According to Ruqaiya Hasan, the metafunctions in SFL "are not hierarchised; they have equal status, and each is manifested in every act of language use: in fact, an important task for grammatics is to describe how the three metafunctions are woven together into the same linguistic unit". Hasan argues that this is one way in which Halliday's account of the functions of language is different from that of Karl Bühler, for example, for whom functions of language are hierarchically ordered, with the referential function the most important of all. For Buhler, the functions were considered to operate one at a time. In SFL, the metafunctions operate simultaneously, and any utterance is a harmony of choices across all three functions.

== Ideational function==
The ideational function is language concerned with building and maintaining a theory of experience. It includes the experiential function and the logical function.

=== Experiential function ===
The experiential function refers to the grammatical choices that enable speakers to make meanings about the world around them and inside them:

"Most obviously, perhaps, when we watch small children interacting with the objects around them we can see that they are using language to construe a theoretical model of their experience. This is language in the experiential function; the patterns of meaning are installed in the brain and continue to expand on a vast scale as each child, in cahoots with all those around, builds up, renovates and keeps in good repair the semiotic "reality" that provides the framework of day-to-day existency and is manifested in every moment of discourse, spoken or listened to. We should stress, I think, that the grammar is not merely annotating experience; it is construing experience."

Halliday argues that it was through this process of humans making meaning from experience that language evolved. Thus, the human species had to "make sense of the complex world in which it evolved: to classify, or group into categories, the objects and events within its awareness". These categories are not given to us through our senses; they have to be "construed". In taking this position on the active role of grammar in construing "reality", Halliday was influenced by Whorf.

===Logical function===
Halliday describes the logical function as those systems "which set up logical–semantic relationships between one clausal unit and another" The systems which come under the logical function are taxis and logico-semantic relations. When two clauses are combined, a speaker chooses whether to give both clauses equal status or to make one dependent on the other. In addition, a speaker chooses some meaning relation in the process of joining or binding clauses together. Halliday argues that the meanings we make in such processes are most closely related to the experiential function. For this reason, he puts the experiential and logical functions together into the ideational function.

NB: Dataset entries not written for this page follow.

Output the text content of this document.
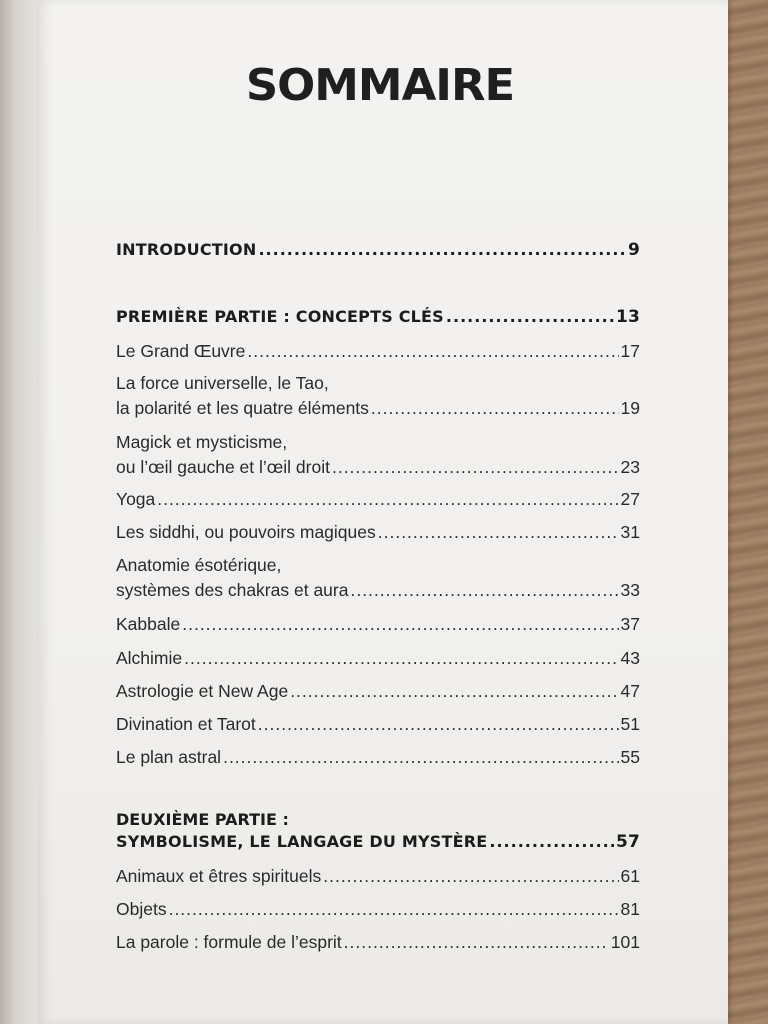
SOMMAIRE
INTRODUCTION .....	9
PREMIÈRE PARTIE : CONCEPTS CLÉS .....	13
Le Grand Œuvre .....	17
La force universelle, le Tao,
la polarité et les quatre éléments .....	19
Magick et mysticisme,
ou l’œil gauche et l’œil droit .....	23
Yoga .....	27
Les siddhi, ou pouvoirs magiques .....	31
Anatomie ésotérique,
systèmes des chakras et aura .....	33
Kabbale .....	37
Alchimie .....	43
Astrologie et New Age .....	47
Divination et Tarot .....	51
Le plan astral .....	55
DEUXIÈME PARTIE :
SYMBOLISME, LE LANGAGE DU MYSTÈRE .....	57
Animaux et êtres spirituels .....	61
Objets .....	81
La parole : formule de l’esprit .....	101
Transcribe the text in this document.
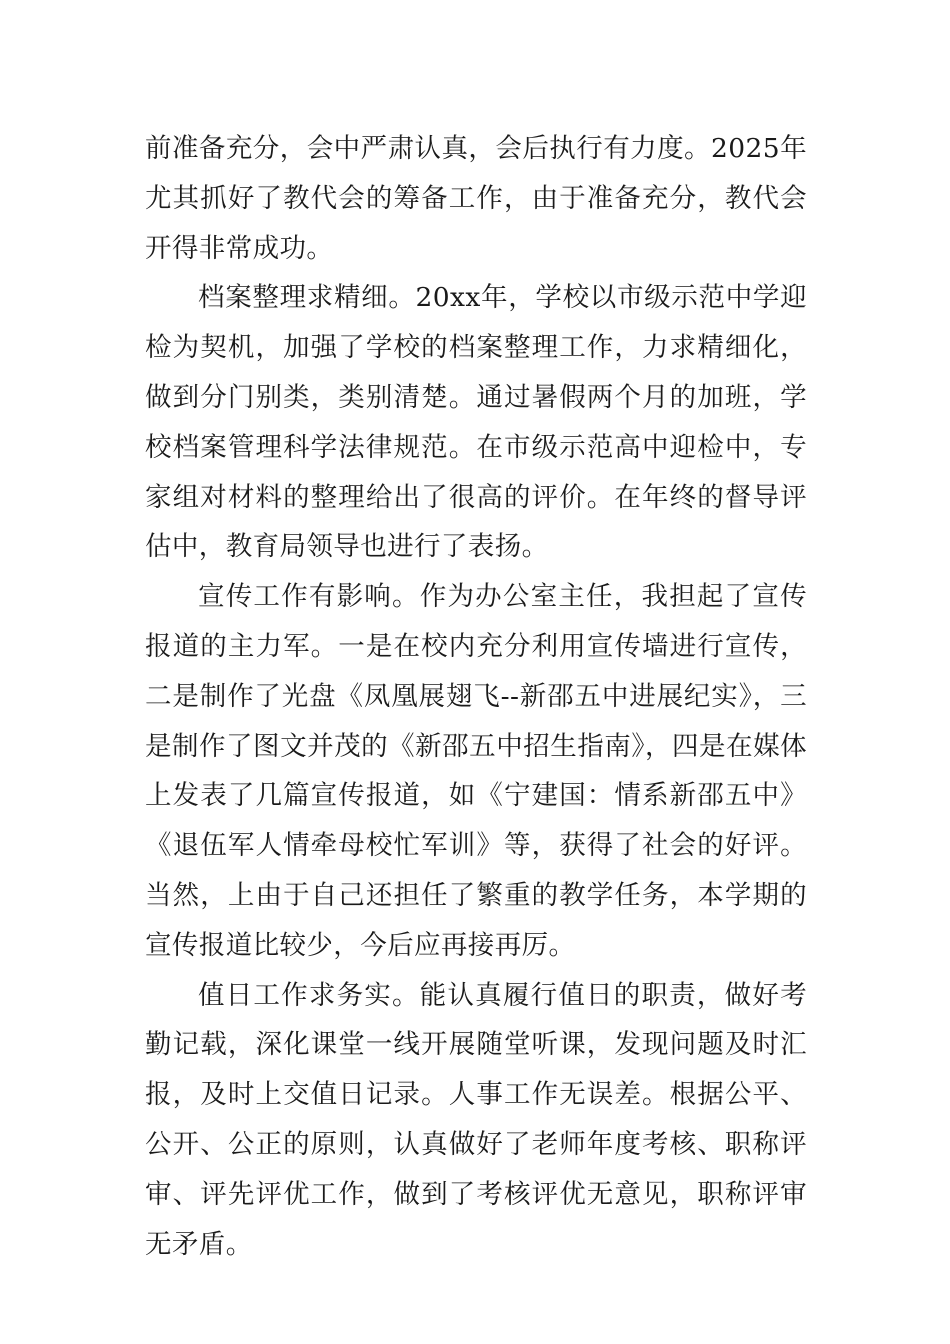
前准备充分，会中严肃认真，会后执行有力度。2025年尤其抓好了教代会的筹备工作，由于准备充分，教代会开得非常成功。

档案整理求精细。20xx年，学校以市级示范中学迎检为契机，加强了学校的档案整理工作，力求精细化，做到分门别类，类别清楚。通过暑假两个月的加班，学校档案管理科学法律规范。在市级示范高中迎检中，专家组对材料的整理给出了很高的评价。在年终的督导评估中，教育局领导也进行了表扬。

宣传工作有影响。作为办公室主任，我担起了宣传报道的主力军。一是在校内充分利用宣传墙进行宣传，二是制作了光盘《凤凰展翅飞--新邵五中进展纪实》，三是制作了图文并茂的《新邵五中招生指南》，四是在媒体上发表了几篇宣传报道，如《宁建国：情系新邵五中》《退伍军人情牵母校忙军训》等，获得了社会的好评。当然，上由于自己还担任了繁重的教学任务，本学期的宣传报道比较少，今后应再接再厉。

值日工作求务实。能认真履行值日的职责，做好考勤记载，深化课堂一线开展随堂听课，发现问题及时汇报，及时上交值日记录。人事工作无误差。根据公平、公开、公正的原则，认真做好了老师年度考核、职称评审、评先评优工作，做到了考核评优无意见，职称评审无矛盾。
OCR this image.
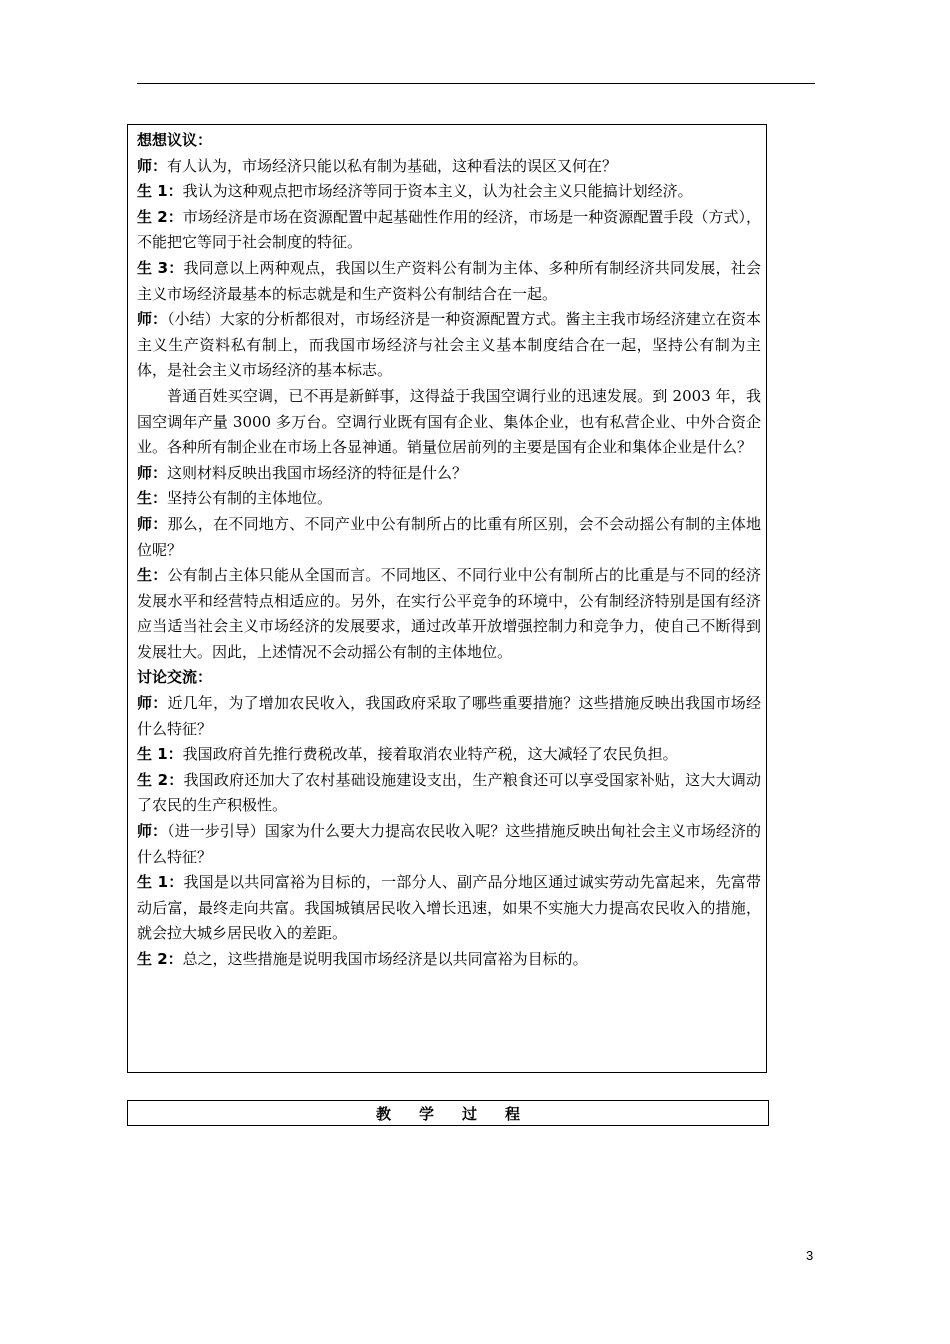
想想议议：

师：有人认为，市场经济只能以私有制为基础，这种看法的误区又何在？

生 1：我认为这种观点把市场经济等同于资本主义，认为社会主义只能搞计划经济。

生 2：市场经济是市场在资源配置中起基础性作用的经济，市场是一种资源配置手段（方式），不能把它等同于社会制度的特征。

生 3：我同意以上两种观点，我国以生产资料公有制为主体、多种所有制经济共同发展，社会主义市场经济最基本的标志就是和生产资料公有制结合在一起。

师：（小结）大家的分析都很对，市场经济是一种资源配置方式。酱主主我市场经济建立在资本主义生产资料私有制上，而我国市场经济与社会主义基本制度结合在一起，坚持公有制为主体，是社会主义市场经济的基本标志。

普通百姓买空调，已不再是新鲜事，这得益于我国空调行业的迅速发展。到 2003 年，我国空调年产量 3000 多万台。空调行业既有国有企业、集体企业，也有私营企业、中外合资企业。各种所有制企业在市场上各显神通。销量位居前列的主要是国有企业和集体企业是什么？

师：这则材料反映出我国市场经济的特征是什么？

生：坚持公有制的主体地位。

师：那么，在不同地方、不同产业中公有制所占的比重有所区别，会不会动摇公有制的主体地位呢？

生：公有制占主体只能从全国而言。不同地区、不同行业中公有制所占的比重是与不同的经济发展水平和经营特点相适应的。另外，在实行公平竞争的环境中，公有制经济特别是国有经济应当适当社会主义市场经济的发展要求，通过改革开放增强控制力和竞争力，使自己不断得到发展壮大。因此，上述情况不会动摇公有制的主体地位。

讨论交流：

师：近几年，为了增加农民收入，我国政府采取了哪些重要措施？这些措施反映出我国市场经什么特征？

生 1：我国政府首先推行费税改革，接着取消农业特产税，这大减轻了农民负担。

生 2：我国政府还加大了农村基础设施建设支出，生产粮食还可以享受国家补贴，这大大调动了农民的生产积极性。

师：（进一步引导）国家为什么要大力提高农民收入呢？这些措施反映出甸社会主义市场经济的什么特征？

生 1：我国是以共同富裕为目标的，一部分人、副产品分地区通过诚实劳动先富起来，先富带动后富，最终走向共富。我国城镇居民收入增长迅速，如果不实施大力提高农民收入的措施，就会拉大城乡居民收入的差距。

生 2：总之，这些措施是说明我国市场经济是以共同富裕为目标的。

教 学 过 程
3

==Interpersonal function==
The interpersonal function refers to the grammatical choices that enable speakers to enact their complex and diverse interpersonal relations. This tenet of systemic functional linguistics is based on the claim that a speaker not only talks about something, but is always talking to and with others. Language not only construes experience, but simultaneously acts out "the interpersonal encounters that are essential to our survival". Halliday argues that these encounters:

"range all the way from the rapidly changing microencounters of daily life – most centrally, semiotic encounters where we set up and maintain complex patterns of dialogue – to the more permanent institutionalized relationships that collectively constitute the social bond."

The grammatical systems that relate to the interpersonal function include Mood, Modality, and Polarity.

==Textual function==
Halliday argues that both experiential and interpersonal functions are intricately organized, but that between the two "there is comparatively very little constraint". This means that "by and large, you can put any interactional 'spin' on any representational content". What allows meanings from these two modes to freely combine is the intercession of a third, distinct mode of meaning that Halliday refers to as the textual function. The term encompasses all of the grammatical systems responsible for managing the flow of discourse. These systems "create coherent text – text that coheres within itself and with the context of situation" They are both structural (involving choices relating to the ordering of elements in the clause), and non-structural (involving choices that create cohesive ties between units that have no structural bond). The relevant grammatical systems include Theme, Given and New, as well as the systems of cohesion, such as Reference, Substitution, and Ellipsis. Halliday argues that the textual function is distinct from both the experiential and interpersonal because its object is language itself. Through the textual function, language "creates a semiotic world of its own: a parallel universe, or 'virtual reality' in modern terms".